In the comments on clause (a) the following illustration is given:

“The fact that the other party was aware of the invalidity of his claim or defense is not of itself a sufficient basis for equitable relief against the effects of the judgment. To permit such relief, it is essential that there should be wrongful and misleading conduct. Such conduct ordinarily involves perjury and frequently involves the forgery of documents. It may, however, consist of pressing a claim known to be non-existent combined with suppressing facts solely and peculiarly within the knowledge of the person obtaining the judgment (see Illustration 3). As stated in §129, equitable relief is granted only where the deceived person had no reasonable means of information and where he could not have succeeded in obtaining the truth by the pursuit of such means of information as he had.”

This court has heretofore, in Hagey v. Massachusetts Bonding & Insurance Co., 169 Or. 132, at 156, 126 P. (2d) 836, 127 P. (2d) 346, approved what is said in §121, clause (a), which section, however, was there cited (prior to publication of the text quoted) as numbered 510, rather than 121. See also, Galbraith v. Barnard, 21 Or. 67, 26 P. 1110, and 3 Freeman on Judgments, Fifth Edition, §§ 1204, 1213 and 1214.

When the plaintiffs herein were served with summons as defendants in the foreclosure proceedings they had actual notice that suit had been instituted against them by Eudolph Janesch as plaintiff and that if they failed to answer the complaint in that suit the plaintiff would apply to the court “for the relief demanded therein”: §1-603, O. C. L. A. They did not bothér, however, to ascertain the allegations contained in the complaint or the relief that Janesch was demanding. They assumed that because Janesch knew that they had not agreed to pay the mortgage and refused to do so he would not ask for personal judgment against them.
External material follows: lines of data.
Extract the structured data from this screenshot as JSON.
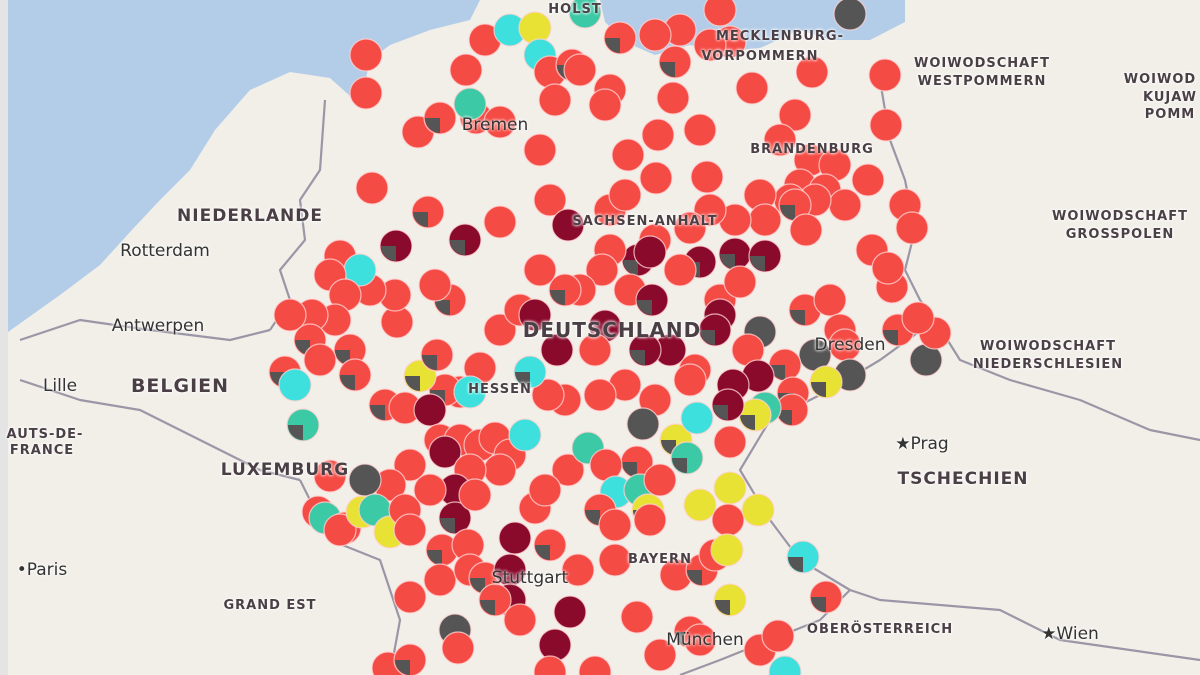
{
  "map": {
    "colors": {
      "land": "#f2efe9",
      "water": "#b3cde8",
      "border": "#9a96a6",
      "marker_red": "#f54b45",
      "marker_darkred": "#8a0a2c",
      "marker_gray": "#555555",
      "marker_yellow": "#e8e234",
      "marker_cyan": "#3de0dc",
      "marker_teal": "#3cc9a6"
    },
    "labels": {
      "holstein": "HOLST",
      "mv_1": "MECKLENBURG-",
      "mv_2": "VORPOMMERN",
      "westpommern_1": "WOIWODSCHAFT",
      "westpommern_2": "WESTPOMMERN",
      "kujaw_1": "WOIWOD",
      "kujaw_2": "KUJAW",
      "kujaw_3": "POMM",
      "niederlande": "NIEDERLANDE",
      "rotterdam": "Rotterdam",
      "antwerpen": "Antwerpen",
      "belgien": "BELGIEN",
      "lille": "Lille",
      "hdf_1": "AUTS-DE-",
      "hdf_2": "FRANCE",
      "luxemburg": "LUXEMBURG",
      "paris": "Paris",
      "grand_est": "GRAND EST",
      "brandenburg": "BRANDENBURG",
      "sachsen_anhalt": "SACHSEN-ANHALT",
      "deutschland": "DEUTSCHLAND",
      "dresden": "Dresden",
      "grosspolen_1": "WOIWODSCHAFT",
      "grosspolen_2": "GROSSPOLEN",
      "niederschlesien_1": "WOIWODSCHAFT",
      "niederschlesien_2": "NIEDERSCHLESIEN",
      "prag": "Prag",
      "tschechien": "TSCHECHIEN",
      "oberoesterreich": "OBERÖSTERREICH",
      "wien": "Wien",
      "bayern": "BAYERN",
      "hessen": "HESSEN",
      "stuttgart": "Stuttgart",
      "bremen": "Bremen",
      "muenchen": "München"
    }
  }
}
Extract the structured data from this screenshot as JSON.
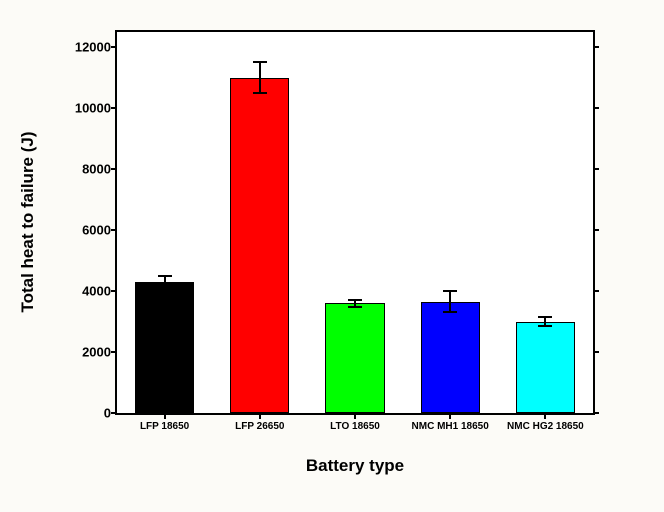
{
  "chart": {
    "type": "bar",
    "background_color": "#fcfbf7",
    "plot_bg": "#ffffff",
    "border_color": "#000000",
    "title": "",
    "xlabel": "Battery type",
    "ylabel": "Total heat to failure (J)",
    "label_fontsize": 17,
    "label_fontweight": "bold",
    "tick_fontsize": 13,
    "tick_fontweight": "bold",
    "ylim": [
      0,
      12500
    ],
    "ytick_step": 2000,
    "yticks": [
      0,
      2000,
      4000,
      6000,
      8000,
      10000,
      12000
    ],
    "categories": [
      "LFP 18650",
      "LFP 26650",
      "LTO 18650",
      "NMC MH1 18650",
      "NMC HG2 18650"
    ],
    "values": [
      4300,
      11000,
      3600,
      3650,
      3000
    ],
    "errors": [
      200,
      500,
      120,
      350,
      140
    ],
    "bar_colors": [
      "#000000",
      "#ff0000",
      "#00ff00",
      "#0000ff",
      "#00ffff"
    ],
    "bar_width": 0.62,
    "error_capwidth": 14
  }
}
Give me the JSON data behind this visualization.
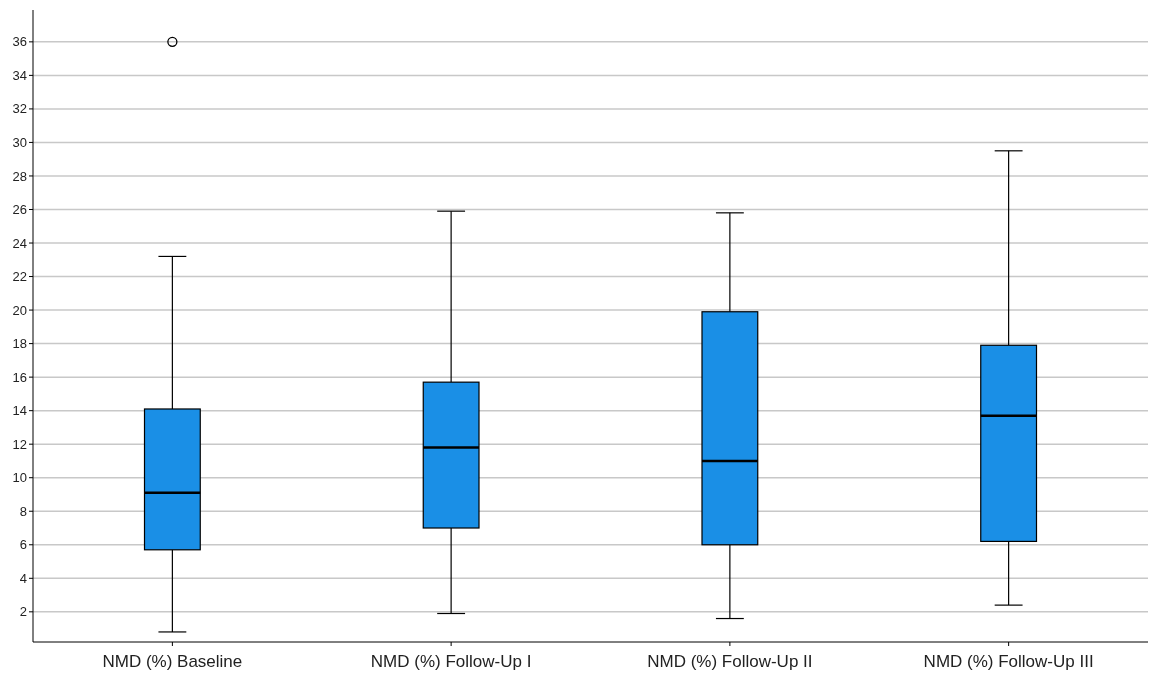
{
  "chart_data": {
    "type": "box",
    "categories": [
      "NMD (%) Baseline",
      "NMD (%) Follow-Up I",
      "NMD (%) Follow-Up II",
      "NMD (%) Follow-Up III"
    ],
    "color": "#1a8fe6",
    "boxes": [
      {
        "low": 0.8,
        "q1": 5.7,
        "median": 9.1,
        "q3": 14.1,
        "high": 23.2,
        "outliers": [
          36
        ]
      },
      {
        "low": 1.9,
        "q1": 7.0,
        "median": 11.8,
        "q3": 15.7,
        "high": 25.9
      },
      {
        "low": 1.6,
        "q1": 6.0,
        "median": 11.0,
        "q3": 19.9,
        "high": 25.8
      },
      {
        "low": 2.4,
        "q1": 6.2,
        "median": 13.7,
        "q3": 17.9,
        "high": 29.5
      }
    ],
    "ylim": [
      0.2,
      37.9
    ],
    "yticks": [
      2,
      4,
      6,
      8,
      10,
      12,
      14,
      16,
      18,
      20,
      22,
      24,
      26,
      28,
      30,
      32,
      34,
      36
    ],
    "grid": "y"
  }
}
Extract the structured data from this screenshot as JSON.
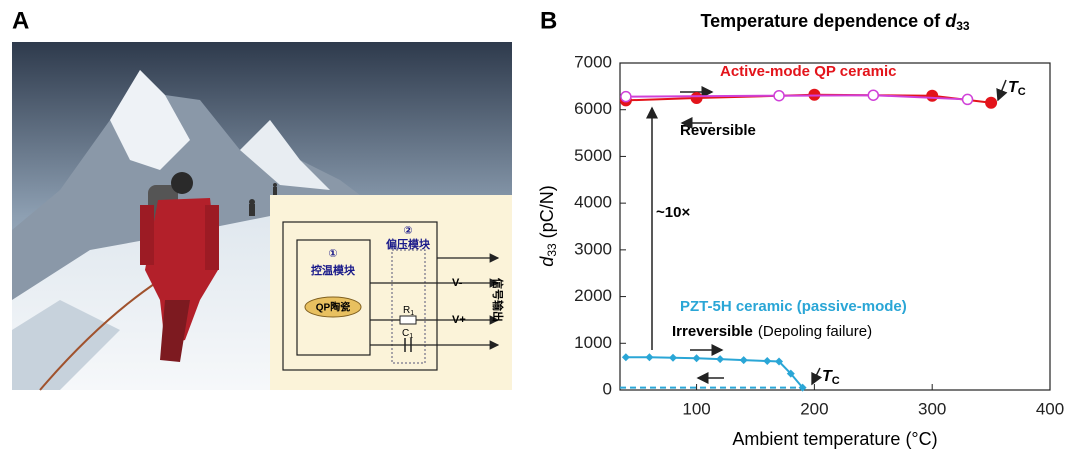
{
  "panel_a": {
    "label": "A",
    "inset": {
      "module1_num": "①",
      "module1": "控温模块",
      "ceramic": "QP陶瓷",
      "module2_num": "②",
      "module2": "偏压模块",
      "v_minus": "V-",
      "v_plus": "V+",
      "r": "R",
      "r_sub": "1",
      "c": "C",
      "c_sub": "1",
      "output": "信号输出"
    }
  },
  "chart_data": {
    "type": "line",
    "panel_label": "B",
    "title": "Temperature dependence of",
    "title_symbol": "d",
    "title_subscript": "33",
    "x_label": "Ambient temperature (°C)",
    "y_label": {
      "symbol": "d",
      "subscript": "33",
      "unit": "(pC/N)"
    },
    "xlim": [
      35,
      400
    ],
    "xticks": [
      100,
      200,
      300,
      400
    ],
    "ylim": [
      0,
      7000
    ],
    "yticks": [
      0,
      1000,
      2000,
      3000,
      4000,
      5000,
      6000,
      7000
    ],
    "series": [
      {
        "name": "Active-mode QP ceramic",
        "color": "#e3141b",
        "marker": "filled-circle",
        "x": [
          40,
          100,
          200,
          300,
          350
        ],
        "values": [
          6200,
          6250,
          6320,
          6300,
          6150
        ]
      },
      {
        "color": "#d040d8",
        "marker": "open-circle",
        "x": [
          40,
          170,
          250,
          330
        ],
        "values": [
          6280,
          6300,
          6310,
          6220
        ]
      },
      {
        "name": "PZT-5H ceramic (passive-mode)",
        "color": "#2aa6d6",
        "marker": "diamond",
        "x": [
          40,
          60,
          80,
          100,
          120,
          140,
          160,
          170,
          180,
          190
        ],
        "values": [
          700,
          700,
          690,
          680,
          660,
          640,
          620,
          610,
          350,
          50
        ]
      },
      {
        "color": "#2aa6d6",
        "marker": "none",
        "dashed": true,
        "x": [
          35,
          190
        ],
        "values": [
          50,
          50
        ]
      }
    ],
    "annotations": {
      "reversible": "Reversible",
      "ratio": "~10×",
      "irreversible": "Irreversible",
      "depoling": "(Depoling failure)",
      "tc": "T",
      "tc_sub": "C"
    }
  }
}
The plaintiffs do not claim that Janesch either before or after instituting the suit told them that he would not take a personal judgment against them. There is nothing in the pleadings to indicate that the plaintiffs herein were prevented by Janesch from appearing in the foreclosure suit and setting up any defense therein that they might have had. They were not fraudulently misled by Janesch or prevented by duress from contesting the suit. If judgments and decrees could be set aside on such slight showing as is here made, there would be no end' to litigation.

The decree appealed from is affirmed.